We were a Globe family (your other choice was the Boston Herald, which was and still is read back-to-front by people who want its sports coverage and couldn’t care less about the news). Growing up, I read at least some part of the Globe every single day as I killed time at our kitchen table, waiting for something – dinner, a ride some place, a friend to call, my so-called life to begin.

And all that time, Ted Kennedy’s politics were indistinguishable from the Globe’s. Oh, it hated on the man plenty, in waves that came and went depending upon what scandal was surfacing, but hated him in a jealous younger-brother kind of way that brooked no larger arguments.

The Globe could dump on Kennedy because he was theirs, he was ours. It was clear, even to a teenager carelessly paging through the front section on her way to the comics and concert reviews, that Kennedy defined New England, and the Globe was the voice of New England, and therefore Kennedy’s voice.
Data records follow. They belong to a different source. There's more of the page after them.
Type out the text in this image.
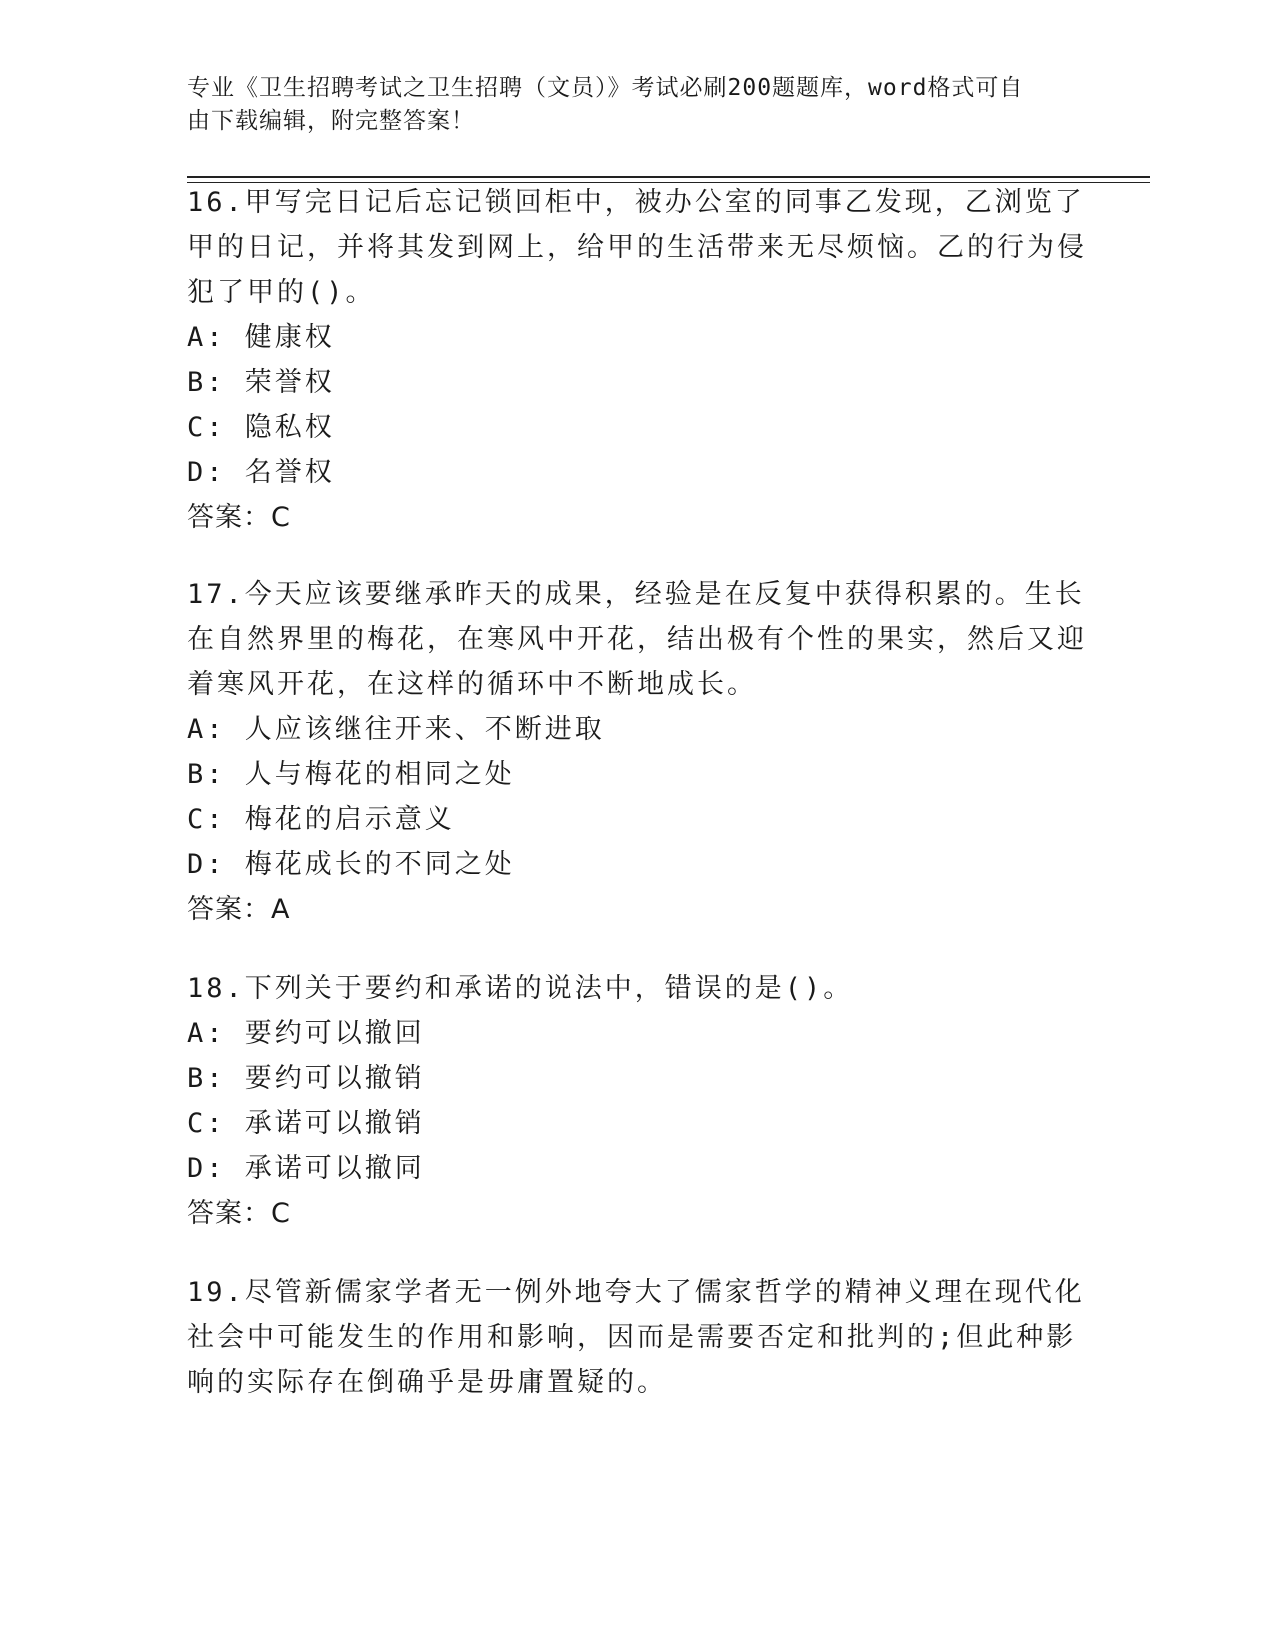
专业《卫生招聘考试之卫生招聘（文员）》考试必刷200题题库，word格式可自
由下载编辑，附完整答案！
16.甲写完日记后忘记锁回柜中，被办公室的同事乙发现，乙浏览了甲的日记，并将其发到网上，给甲的生活带来无尽烦恼。乙的行为侵犯了甲的()。
A: 健康权
B: 荣誉权
C: 隐私权
D: 名誉权
答案：C
17.今天应该要继承昨天的成果，经验是在反复中获得积累的。生长在自然界里的梅花，在寒风中开花，结出极有个性的果实，然后又迎着寒风开花，在这样的循环中不断地成长。
A: 人应该继往开来、不断进取
B: 人与梅花的相同之处
C: 梅花的启示意义
D: 梅花成长的不同之处
答案：A
18.下列关于要约和承诺的说法中，错误的是()。
A: 要约可以撤回
B: 要约可以撤销
C: 承诺可以撤销
D: 承诺可以撤同
答案：C
19.尽管新儒家学者无一例外地夸大了儒家哲学的精神义理在现代化社会中可能发生的作用和影响，因而是需要否定和批判的;但此种影响的实际存在倒确乎是毋庸置疑的。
So, yeah, reading the coverage of Kennedy’s memorial cover-to-cover, and later watching it on television, I realized that nearly everything I believe in politically—public education, health care, support for the working-class and the poor and immigrants, and even more, the larger belief that the government has a moral responsibility to try and make life better for people – all of that came from Kennedy and from the Globe.

Now Kennedy’s dead, and the Globe is nearly so – certainly it’s lost that unifying editorial voice that can champion his, or any, causes. It’s hard to think what and who will stand up with that singular vision and voice in the age of Internet snark.